Signal International hired 500 metalworkers from India under the guest worker program to fix oil rigs which were devastated by Hurricane Katrina. Some of the Indian workers sold their homes and were in crushing financial debt in order to pay their recruiters up to $20,000 to come to Mississippi with the promise of receiving green cards.

Upon stepping on American soil, the workers quickly learned they would not be receiving green cards and that they could not find substitute sources of employment.

If they did decide to leave their labor camps they would be immediately fired and deported, hence they were really shackled to the soil upon which they worked.
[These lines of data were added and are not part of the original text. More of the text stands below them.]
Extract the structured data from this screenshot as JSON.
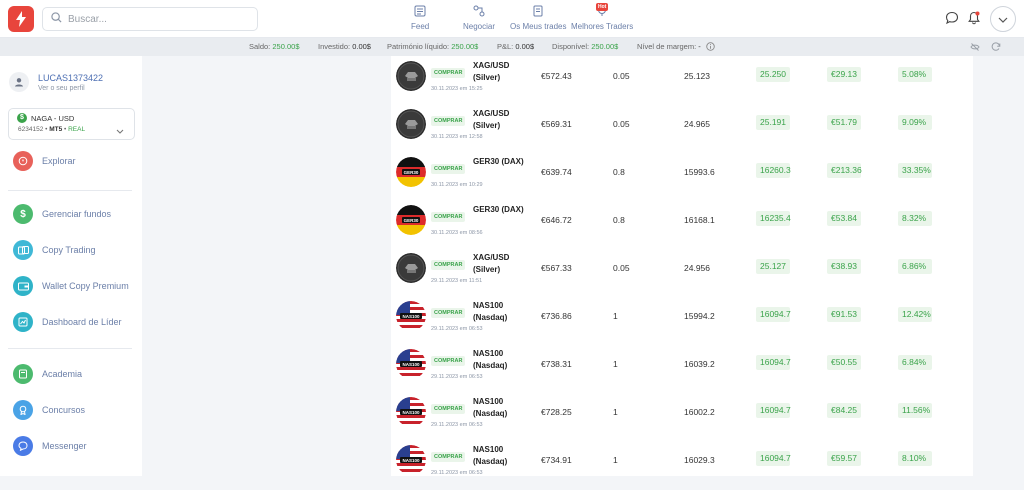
{
  "header": {
    "search_placeholder": "Buscar...",
    "nav": [
      {
        "label": "Feed",
        "icon": "feed-icon"
      },
      {
        "label": "Negociar",
        "icon": "trade-icon"
      },
      {
        "label": "Os Meus trades",
        "icon": "my-trades-icon"
      },
      {
        "label": "Melhores Traders",
        "icon": "trophy-icon",
        "badge": "Hot"
      }
    ]
  },
  "status": {
    "saldo_label": "Saldo:",
    "saldo_value": "250.00$",
    "investido_label": "Investido:",
    "investido_value": "0.00$",
    "patrimonio_label": "Património líquido:",
    "patrimonio_value": "250.00$",
    "pl_label": "P&L:",
    "pl_value": "0.00$",
    "disponivel_label": "Disponível:",
    "disponivel_value": "250.00$",
    "margem_label": "Nível de margem:",
    "margem_value": "-"
  },
  "profile": {
    "username": "LUCAS1373422",
    "sub": "Ver o seu perfil"
  },
  "account": {
    "title": "NAGA - USD",
    "number": "6234152",
    "platform": "MT5",
    "type": "REAL"
  },
  "sidebar": [
    {
      "label": "Explorar",
      "icon": "explore-icon",
      "color": "#e8615a"
    },
    {
      "label": "Gerenciar fundos",
      "icon": "dollar-icon",
      "color": "#4cba6e"
    },
    {
      "label": "Copy Trading",
      "icon": "copy-trading-icon",
      "color": "#3fb8d6"
    },
    {
      "label": "Wallet Copy Premium",
      "icon": "wallet-icon",
      "color": "#2fb3c8"
    },
    {
      "label": "Dashboard de Líder",
      "icon": "dashboard-icon",
      "color": "#2fb3c8"
    },
    {
      "label": "Academia",
      "icon": "academy-icon",
      "color": "#4cba6e"
    },
    {
      "label": "Concursos",
      "icon": "contest-icon",
      "color": "#4aa3e6"
    },
    {
      "label": "Messenger",
      "icon": "messenger-icon",
      "color": "#4a7be6"
    }
  ],
  "trades": [
    {
      "coin": "silver",
      "action": "COMPRAR",
      "instrument": "XAG/USD (Silver)",
      "date": "30.11.2023 em 15:25",
      "amount": "€572.43",
      "lots": "0.05",
      "open": "25.123",
      "current": "25.250",
      "profit": "€29.13",
      "pct": "5.08%"
    },
    {
      "coin": "silver",
      "action": "COMPRAR",
      "instrument": "XAG/USD (Silver)",
      "date": "30.11.2023 em 12:58",
      "amount": "€569.31",
      "lots": "0.05",
      "open": "24.965",
      "current": "25.191",
      "profit": "€51.79",
      "pct": "9.09%"
    },
    {
      "coin": "ger",
      "coin_label": "GER30",
      "action": "COMPRAR",
      "instrument": "GER30 (DAX)",
      "date": "30.11.2023 em 10:29",
      "amount": "€639.74",
      "lots": "0.8",
      "open": "15993.6",
      "current": "16260.3",
      "profit": "€213.36",
      "pct": "33.35%"
    },
    {
      "coin": "ger",
      "coin_label": "GER30",
      "action": "COMPRAR",
      "instrument": "GER30 (DAX)",
      "date": "30.11.2023 em 08:56",
      "amount": "€646.72",
      "lots": "0.8",
      "open": "16168.1",
      "current": "16235.4",
      "profit": "€53.84",
      "pct": "8.32%"
    },
    {
      "coin": "silver",
      "action": "COMPRAR",
      "instrument": "XAG/USD (Silver)",
      "date": "29.11.2023 em 11:51",
      "amount": "€567.33",
      "lots": "0.05",
      "open": "24.956",
      "current": "25.127",
      "profit": "€38.93",
      "pct": "6.86%"
    },
    {
      "coin": "us",
      "coin_label": "NAS100",
      "action": "COMPRAR",
      "instrument": "NAS100 (Nasdaq)",
      "date": "29.11.2023 em 06:53",
      "amount": "€736.86",
      "lots": "1",
      "open": "15994.2",
      "current": "16094.7",
      "profit": "€91.53",
      "pct": "12.42%"
    },
    {
      "coin": "us",
      "coin_label": "NAS100",
      "action": "COMPRAR",
      "instrument": "NAS100 (Nasdaq)",
      "date": "29.11.2023 em 06:53",
      "amount": "€738.31",
      "lots": "1",
      "open": "16039.2",
      "current": "16094.7",
      "profit": "€50.55",
      "pct": "6.84%"
    },
    {
      "coin": "us",
      "coin_label": "NAS100",
      "action": "COMPRAR",
      "instrument": "NAS100 (Nasdaq)",
      "date": "29.11.2023 em 06:53",
      "amount": "€728.25",
      "lots": "1",
      "open": "16002.2",
      "current": "16094.7",
      "profit": "€84.25",
      "pct": "11.56%"
    },
    {
      "coin": "us",
      "coin_label": "NAS100",
      "action": "COMPRAR",
      "instrument": "NAS100 (Nasdaq)",
      "date": "29.11.2023 em 06:53",
      "amount": "€734.91",
      "lots": "1",
      "open": "16029.3",
      "current": "16094.7",
      "profit": "€59.57",
      "pct": "8.10%"
    }
  ]
}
This is in fact neo-slavery, for men are compelled to choose between a life with bondage as would be true if they stayed in America and a life of perhaps starvation and ultimately death as would be true if they were deported to India (since they sold all of their possessions in India and are in un-repayable debt).

Just as black chattel slaves were given the choice to be fed in the plantation but withstand the alienation of their un-liberating labor or runaway into the wilderness and face predation, starvation and a diseased jungle.

Furthermore a strong possibility exists that with the destruction of alternative sources of employment comes a monopoly of wages and a dependency on a sole employer. Meaning that the employer has no real incentive to pay his or her employees a decent salary, for the employer owns the means of capital and can dispense such capital as deemed fitting or not at all.

Immigration enforcement agents gave advice to Signal on how to destroy the possibility of a workers rebellion since many workers in Signal's own words were "Chronic whiners." One such advice from the agents was to without prior notice withhold the workers personal belongings, gather them in a van and ship them back to India as if they were damaged goods, which could be returned after wear and tear.